2-Yakub aleyhisselama Hz Yusufu göstermeyen Allah, Hz İsa ve havarilerine ölüleri diriltme mucizesi vermiş. Hz Musaya asa, Muhammed aleyhisselama eline aldığı bir avuç taş ve toprağın her bir kafirin gözüne gitmesi mucizesini ve miracı vermiş. Bütün bunları nereye koyacağız? Bu peygamberlere mucize veren Allah, evliyalara niçin keramet vermesin?

3-Şifa verenin ve rızık verenin Allah olduğunu bildiğin halde, hastalandığın zaman niçin ilaçlardan ve doktorlardan yardım istiyorsun?

4-Bir taşı kaldırmak istediğin zaman niçin "arkadaşım yardım et de şu taşı kaldıralım" diyorsun. Niçin Allahtan yardım istemiyorsun? Başka bir kimsenin "ya şeyhim bu taşı kaldırmama yardım et" demesi arasında ne fark var?

5-Niçin, bir meyve için ağaçtan ve bal için arıdan ve süt için inekten ve yemeğini pişirmek için ateşten ve ateşini söndürmek için sudan yardım alıyorsun. Niçin doğrudan doğruya Allahtan istemiyorsun? Bir inekten yardım istemek şirk olmuyor da niçin bir evliyadan yardım istemek şirk oluyor?

6-Müşrikler, o putların bütün zerrelerinin Allahın elinde olduğunu ve kainatta zerreden yıldızlara kadar herşeyin Allahın ilim, irade ve kudretiyle hareket ettiklerini bilseler ve bu itikat ile "ey put benim şu tarlamı sür veya şu işimi gör veya bu işimde bana yardım eyle" deselerdi, elbette müşrik olmazlardı. Fakat, onlar, putların Allahın havl ve kuvvetiyle değil, kendi başlarına ve Allahın ilim, irade ve kudretinden hariç olarak yardım ettiklerine inandıkları için şirke düşmüşlerdir. (putlar sebep olarak da hiç bir yardıma koşamazlar. Çünkü, akılsız, şuursuz ve kördürler. Bu bir ahmaklıktır ve bunu düşünmeleri lazımdır. Bu mesele konumuzdan hariçtir).

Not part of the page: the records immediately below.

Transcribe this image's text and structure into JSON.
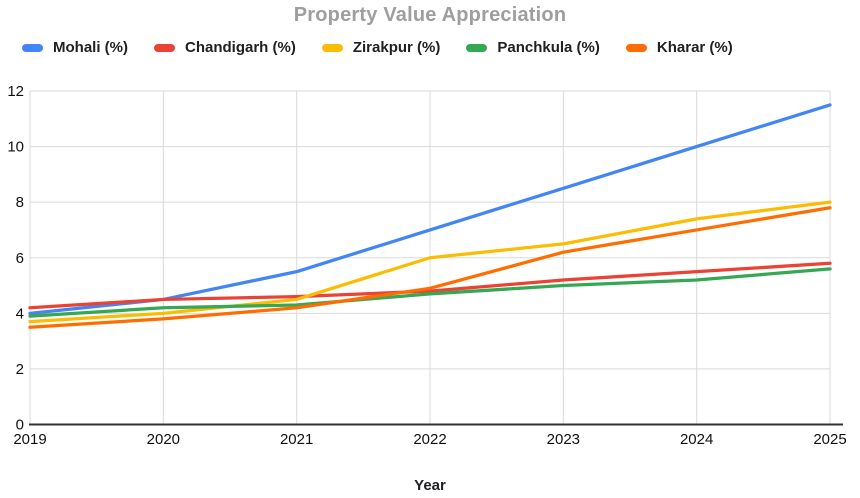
{
  "title": "Property Value Appreciation",
  "chart_data": {
    "type": "line",
    "title": "Property Value Appreciation",
    "xlabel": "Year",
    "ylabel": "",
    "categories": [
      "2019",
      "2020",
      "2021",
      "2022",
      "2023",
      "2024",
      "2025"
    ],
    "series": [
      {
        "name": "Mohali (%)",
        "color": "#4285F4",
        "values": [
          4.0,
          4.5,
          5.5,
          7.0,
          8.5,
          10.0,
          11.5
        ]
      },
      {
        "name": "Chandigarh (%)",
        "color": "#EA4335",
        "values": [
          4.2,
          4.5,
          4.6,
          4.8,
          5.2,
          5.5,
          5.8
        ]
      },
      {
        "name": "Zirakpur (%)",
        "color": "#FBBC04",
        "values": [
          3.7,
          4.0,
          4.5,
          6.0,
          6.5,
          7.4,
          8.0
        ]
      },
      {
        "name": "Panchkula (%)",
        "color": "#34A853",
        "values": [
          3.9,
          4.2,
          4.3,
          4.7,
          5.0,
          5.2,
          5.6
        ]
      },
      {
        "name": "Kharar (%)",
        "color": "#FF6D01",
        "values": [
          3.5,
          3.8,
          4.2,
          4.9,
          6.2,
          7.0,
          7.8
        ]
      }
    ],
    "ylim": [
      0,
      12
    ],
    "y_ticks": [
      0,
      2,
      4,
      6,
      8,
      10,
      12
    ],
    "grid": true,
    "legend_position": "top"
  },
  "colors": {
    "title_text": "#9e9e9e",
    "legend_text": "#202124",
    "tick_text": "#111111",
    "gridline": "#dadada",
    "axis_line": "#333333",
    "background": "#ffffff"
  }
}
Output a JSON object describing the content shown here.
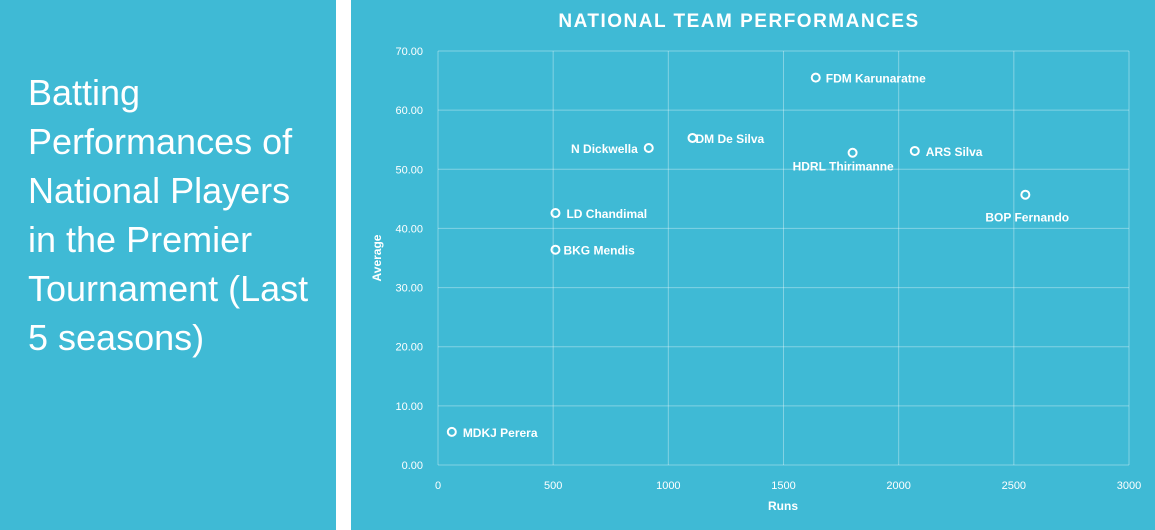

7-Burada ince bir sır vardır. Bu sır anlaşılmadığı için hataya düşülüyor. O sır da şudur:Esbab dairesi ile itikad dairesi ayrıdır. Mesela, bir kimse yemeği pişirmek için ateşten yardım alıyor. Eğer bu kimse, ateşi Allahın yarattığına ve ateşe tesiri verenin Allahın kudreti olduğuna itikad etmesi lazımdır. Eğer bu kimse, ateşe tesiri verenin Allah olmadığına ve ateşin kendi tabiatıyla hareket ettiğine itikad etse, bu bir şirk olur. Bu formülü herşeye, bütün sebeplere ve vesilelere uygulayabiliriz. Eğer bir kimse, hiç Allahı düşünmeyerek ve kainattaki herşeyin onun izni ve kudreti ile hareket ettiğini bilmeyerek hakiki olarak bir evliyadan yardım istese şirk koşmuş olur. Fakat, bu evliyanın hayatının, zerrelerinin, nefsinin ve herşeyinin Allahın elinde olduğunu bilen biri evliyadan yardım istese ve onu yardıma gönderen Allaha şükretse bir sorun olmaz.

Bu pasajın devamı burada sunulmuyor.